Wednesday, March 30, 2011

Rocket Man

Rocket Man was always a big goal of mine. Multi pitch mixed climbing in a serious alpine envieronment, what more can you ask for. This is one of many routes put up from the legendary David Thompson in the late nineties, but certainly the most impressive. The route never formed again in the past 11 Winters-until now-exactly when I am in the worst shape in recent history. I teamed up with Jeff Relph from Golden for our annual adventure outing, equally out of shape but just as motivated and eager for the line as myself. We met in Lake Louise just in time for the every day grand opening of Laggans Cafe at 6a.m., absolutely no line up's, guaranteed. After realizing at the Saskatchewan River Crossing that we have gone too far in Jeff's fancy fast Audi, we made up for the delayed start with a speedy 1.5 hour approach.It was snowing pretty hard on the walk in and also for the rest of the day. Every few minutes we found our selfes in nasty spin drift showers and got to watch several size 2 avalanches flying over the rock face left and right of us.
Below you see me on the start of pitch 3, which looked easier than it turned out to be. The first time I took my fruit boots out into a longer route, basically I wanted to safe weight on my back on the approach, since we used our ski touring set up. They worked surprising well, considering I never really climbed pure ice pitches on mono points before. jeff relph photo
The climbing was thin, demanding, loose and a bit over our heads. The 2nd pitch had 8m of ice missing (read scary) and the third pitch (below) did not have the ever so important bolt protected pillar which gives you access to the WI 5 ice flow (read aid climbing on bolts, how gay is that). When Jeff followed the third he dropped one of his tools when a big junk of ice broke of the wall, luckily he did not get the bomb into his face.
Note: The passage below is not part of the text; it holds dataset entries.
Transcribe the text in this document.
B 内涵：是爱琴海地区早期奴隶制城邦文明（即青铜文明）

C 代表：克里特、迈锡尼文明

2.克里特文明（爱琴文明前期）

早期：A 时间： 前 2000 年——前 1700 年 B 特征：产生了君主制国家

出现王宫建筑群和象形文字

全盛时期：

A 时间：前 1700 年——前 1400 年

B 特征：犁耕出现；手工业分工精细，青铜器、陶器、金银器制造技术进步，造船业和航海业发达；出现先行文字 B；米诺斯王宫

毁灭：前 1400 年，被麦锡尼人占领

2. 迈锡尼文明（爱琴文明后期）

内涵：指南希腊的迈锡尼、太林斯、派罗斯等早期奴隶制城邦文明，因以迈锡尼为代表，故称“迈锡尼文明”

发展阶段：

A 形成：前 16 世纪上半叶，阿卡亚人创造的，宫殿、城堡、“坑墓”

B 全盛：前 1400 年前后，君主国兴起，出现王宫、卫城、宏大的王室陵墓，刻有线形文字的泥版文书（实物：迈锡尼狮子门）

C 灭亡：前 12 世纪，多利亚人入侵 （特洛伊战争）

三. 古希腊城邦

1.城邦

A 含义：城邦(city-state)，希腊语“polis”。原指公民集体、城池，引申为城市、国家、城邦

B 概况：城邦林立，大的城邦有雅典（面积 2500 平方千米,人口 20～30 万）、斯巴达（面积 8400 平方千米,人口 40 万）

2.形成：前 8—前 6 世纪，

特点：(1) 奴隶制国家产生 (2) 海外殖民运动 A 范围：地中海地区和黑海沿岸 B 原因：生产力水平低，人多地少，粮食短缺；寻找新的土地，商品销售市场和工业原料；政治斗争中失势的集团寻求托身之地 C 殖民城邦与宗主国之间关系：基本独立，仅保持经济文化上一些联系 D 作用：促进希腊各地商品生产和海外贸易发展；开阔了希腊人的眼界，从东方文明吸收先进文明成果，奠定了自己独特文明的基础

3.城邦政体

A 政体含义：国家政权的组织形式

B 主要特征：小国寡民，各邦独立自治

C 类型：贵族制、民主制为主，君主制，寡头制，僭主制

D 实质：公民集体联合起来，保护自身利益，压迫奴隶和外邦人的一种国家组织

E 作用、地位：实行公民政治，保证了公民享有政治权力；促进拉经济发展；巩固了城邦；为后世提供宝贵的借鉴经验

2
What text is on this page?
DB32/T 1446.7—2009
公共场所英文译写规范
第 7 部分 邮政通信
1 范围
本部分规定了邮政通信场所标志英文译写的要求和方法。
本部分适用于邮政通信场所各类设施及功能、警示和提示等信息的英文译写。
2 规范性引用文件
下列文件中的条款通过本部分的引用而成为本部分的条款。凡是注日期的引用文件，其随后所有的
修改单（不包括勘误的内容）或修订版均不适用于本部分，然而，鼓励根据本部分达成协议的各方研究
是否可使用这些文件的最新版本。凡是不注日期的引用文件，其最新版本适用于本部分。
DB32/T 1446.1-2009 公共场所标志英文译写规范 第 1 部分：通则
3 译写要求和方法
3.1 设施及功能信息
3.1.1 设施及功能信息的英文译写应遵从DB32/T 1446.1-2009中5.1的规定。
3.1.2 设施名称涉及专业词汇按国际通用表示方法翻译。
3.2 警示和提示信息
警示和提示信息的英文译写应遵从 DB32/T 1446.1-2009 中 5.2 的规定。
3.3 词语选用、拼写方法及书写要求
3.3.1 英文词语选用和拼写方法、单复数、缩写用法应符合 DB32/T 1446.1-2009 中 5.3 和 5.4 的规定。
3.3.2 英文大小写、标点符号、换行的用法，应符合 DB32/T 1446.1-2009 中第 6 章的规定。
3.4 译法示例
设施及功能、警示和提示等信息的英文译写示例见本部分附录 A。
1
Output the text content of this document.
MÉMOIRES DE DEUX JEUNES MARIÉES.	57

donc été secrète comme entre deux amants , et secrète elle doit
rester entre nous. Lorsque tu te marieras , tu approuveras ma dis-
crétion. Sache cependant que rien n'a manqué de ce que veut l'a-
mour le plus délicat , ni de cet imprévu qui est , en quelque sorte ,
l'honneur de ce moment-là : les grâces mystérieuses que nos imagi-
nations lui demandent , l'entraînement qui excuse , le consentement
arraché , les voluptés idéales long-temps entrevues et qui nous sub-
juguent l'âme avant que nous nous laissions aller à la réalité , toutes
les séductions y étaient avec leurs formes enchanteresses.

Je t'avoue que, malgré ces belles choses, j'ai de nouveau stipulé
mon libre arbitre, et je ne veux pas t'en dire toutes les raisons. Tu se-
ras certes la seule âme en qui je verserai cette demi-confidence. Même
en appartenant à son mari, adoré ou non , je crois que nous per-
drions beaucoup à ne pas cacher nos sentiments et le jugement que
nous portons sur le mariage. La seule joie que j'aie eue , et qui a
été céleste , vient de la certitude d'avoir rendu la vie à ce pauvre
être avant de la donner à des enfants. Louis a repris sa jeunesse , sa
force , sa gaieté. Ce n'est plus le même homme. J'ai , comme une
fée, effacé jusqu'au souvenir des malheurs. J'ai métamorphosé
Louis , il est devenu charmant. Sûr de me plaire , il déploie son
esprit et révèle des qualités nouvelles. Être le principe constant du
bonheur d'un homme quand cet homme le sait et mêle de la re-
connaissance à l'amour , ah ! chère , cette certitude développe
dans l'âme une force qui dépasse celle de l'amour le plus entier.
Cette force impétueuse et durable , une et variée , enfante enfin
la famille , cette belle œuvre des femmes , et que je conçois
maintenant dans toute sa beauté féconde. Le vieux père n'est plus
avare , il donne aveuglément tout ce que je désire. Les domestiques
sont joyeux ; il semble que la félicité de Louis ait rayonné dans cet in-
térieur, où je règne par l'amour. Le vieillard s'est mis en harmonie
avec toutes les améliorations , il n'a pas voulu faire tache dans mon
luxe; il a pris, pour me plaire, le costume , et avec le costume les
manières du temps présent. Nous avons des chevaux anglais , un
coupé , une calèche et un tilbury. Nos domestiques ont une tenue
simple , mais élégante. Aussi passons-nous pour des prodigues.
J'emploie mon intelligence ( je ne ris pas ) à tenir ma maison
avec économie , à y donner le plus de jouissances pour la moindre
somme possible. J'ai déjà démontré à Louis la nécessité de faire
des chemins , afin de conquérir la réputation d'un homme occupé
After this exitement we decided to bail, the odds seemed to be against us. Only 3 tools on such a serious route, and foremost the heavy snow fall made me worry about the descent too. It was hard to rappel at 1p.m with 7 hours of day light left, but I think it was the right decision. In the end we both have 2 kids and a lovely wife to return to.
Cruising with style, Jeff's shiny Audi Quattro. What happened to the good old climbing bum generation? I certainly did not mind the heated leather seats on the way back to Laggans. After a refill and a cookie I had to step back to reality, which in my case was a cold and rattely Chevy Optra.